Em relação à quantidade de produto, Lia cita a regra das colheres de chá. No rosto, por exemplo, é recomendado que as pessoas utilizem uma colher de chá de protetor solar. Para auxiliar na medida, ela simplifica:
— Três dedos. Coloca uma linha de protetor em cada dedo, em uma quantidade boa, e aplica no rosto. Isso é o suficiente para garantir que está com o fator de proteção solar (FPS) do produto que você está usando.
No entanto, passar o filtro de forma correta não aumenta o tempo de proteção. A especialista enfatiza que, para o protetor se manter agindo de forma plena durante todo o tempo de exposição, é necessário reaplicá-lo a cada duas horas, mesmo no dia a dia — ou seja, a reaplicação não é fundamental somente na beira da praia ou piscina —, para garantir que a proteção não seja diminuída.
O filtro também não deve ser utilizado apenas no verão, afirma Lia, pois o UVA não muda durante o dia ou conforme as estações do ano, ao contrário do UVB, que tem um pico entre 10h e 16h, e causa danos mais importantes. Contudo, o acúmulo de UVA também gera prejuízos no decorrer dos anos.
Consequências de não usar protetor
A dermatologista Carolina Casara destaca que, ao deixar alguma área do corpo exposta sem aplicar o protetor, os raios solares UVA e UVB agem diretamente sobre a pele.

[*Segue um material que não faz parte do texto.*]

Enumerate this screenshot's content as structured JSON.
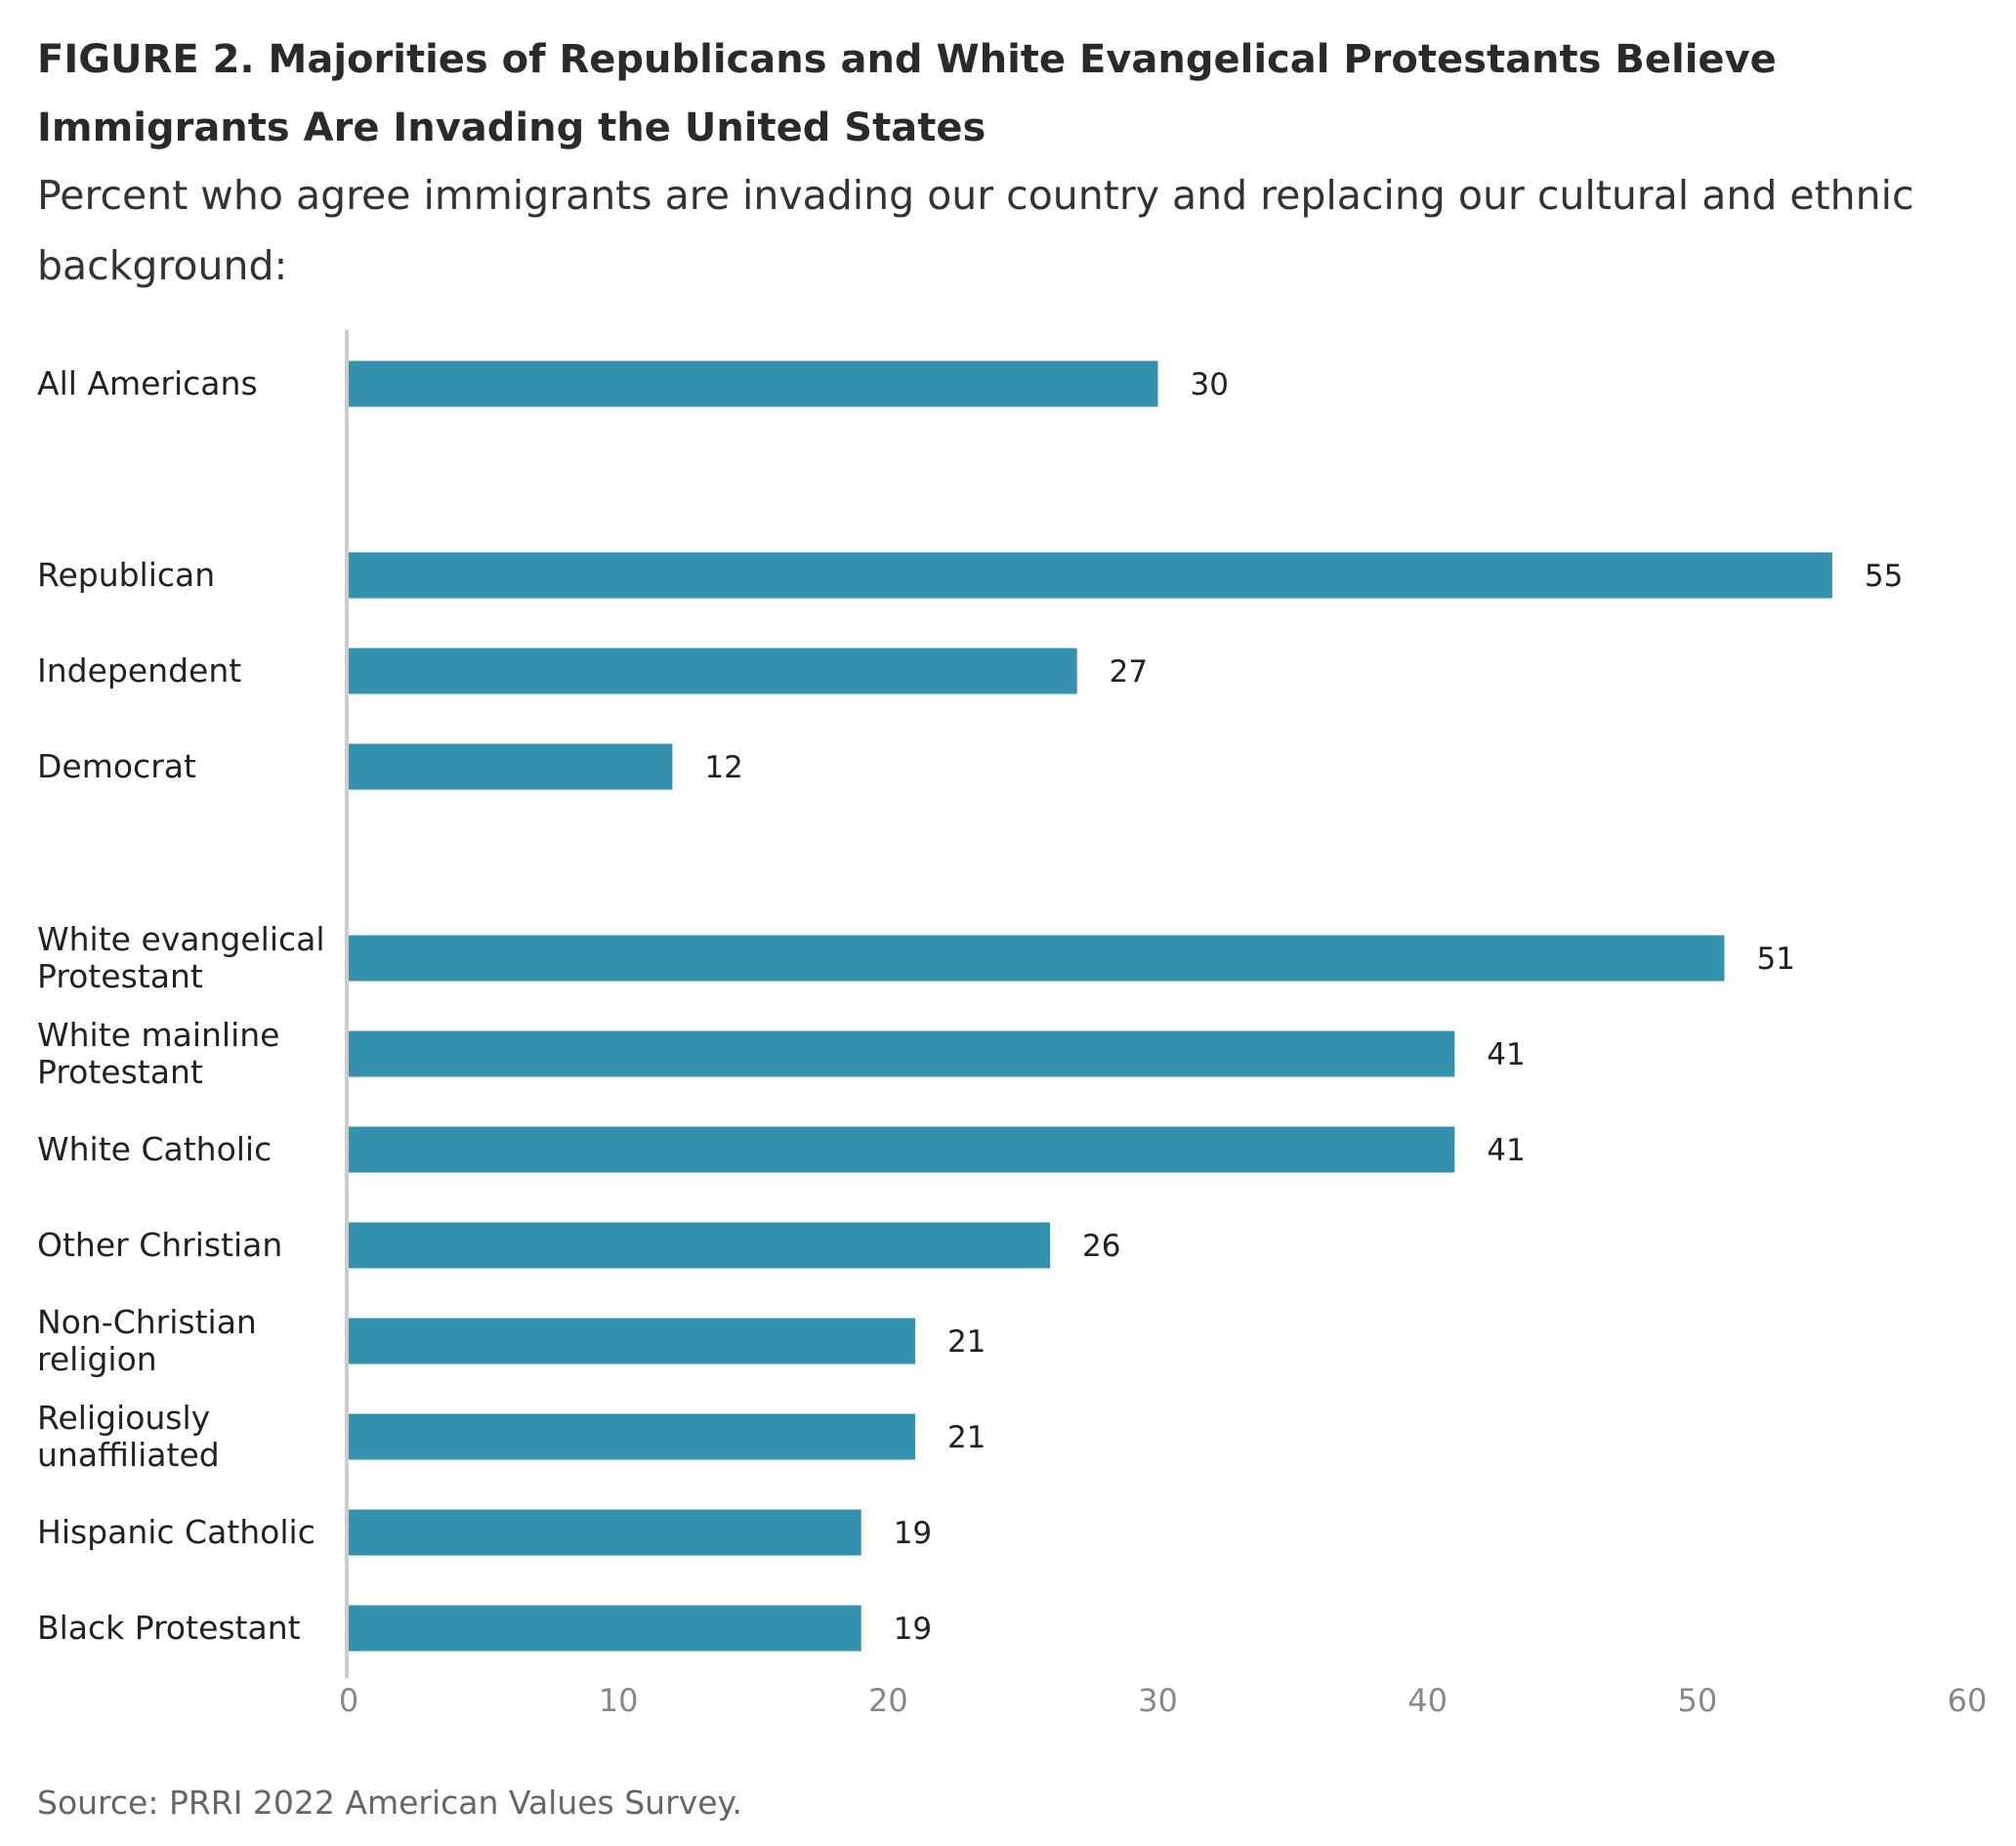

Essa ação dos raios, a longo prazo, pode tanto danificar a pele do ponto de vista estético, acelerando o envelhecimento e o desenvolvimento de manchas, vasos e outras lesões, quanto dar origem a um câncer de pele — problema que mais preocupa os especialistas.
— Tem inúmeros estudos mostrando que o câncer de pele, principalmente o não melanoma, acaba sendo mais comum nas pessoas que se expõe muito ao sol sem a devida proteção. E todos os estudos que mostram que o protetor solar funciona, leva em conta as condições ideias, que é quando a pessoa passa na quantidade correta e reaplica no tempo certo — afirma a médica.
De acordo com o Instituto Nacional de Câncer (Inca), o câncer de pele não melanoma é o mais frequente no Brasil, correspondendo a cerca de 30% de todos os tumores malignos registrados no país. Também é o mais comum e de menor mortalidade entre as neoplasias de pele. No entanto, se não tratado de forma adequada e precoce, pode deixar mutilações bem expressivas.
Esse tipo de doença é mais comum em pessoas com mais de 40 anos, sendo raro em crianças e em negros, com exceção dos indivíduos já portadores de enfermidades cutâneas. Pessoas de pele clara, sensíveis à ação dos raios solares, com histórico pessoal ou familiar deste câncer são as mais atingidas, ainda conforme o Inca. Estima-se que, em 2020, mais de 176 mil novos casos de câncer de pele não melanoma tenham sido diagnosticados no país.
— Acontece muito de as pessoas não passarem no pescoço, nas orelhas, no dorso das mãos, no colo, mas que passar em todas as áreas que ficam expostas — ressalta Lia, lembrando que o dano do sol na pele é cumulativo:
— Quanto mais tempo de exposição solar, mais danos na pele. Se a pessoa acumula muito dano de sol durante a vida, aumenta cada vez mais a chance de desenvolver o câncer de pele do tipo não melanoma.
Carolina acrescenta que é preciso ficar atento às lesões cutâneas que não cicatrizam, pois o câncer de pele não melanoma normalmente começam com feridas, que formam uma “crosta” que fica indo e vindo de forma constante. Manchas que mudam de cor e de tamanho rapidamente e lesões avermelhadas ou com mais de uma tonalidade também são sinais de alerta.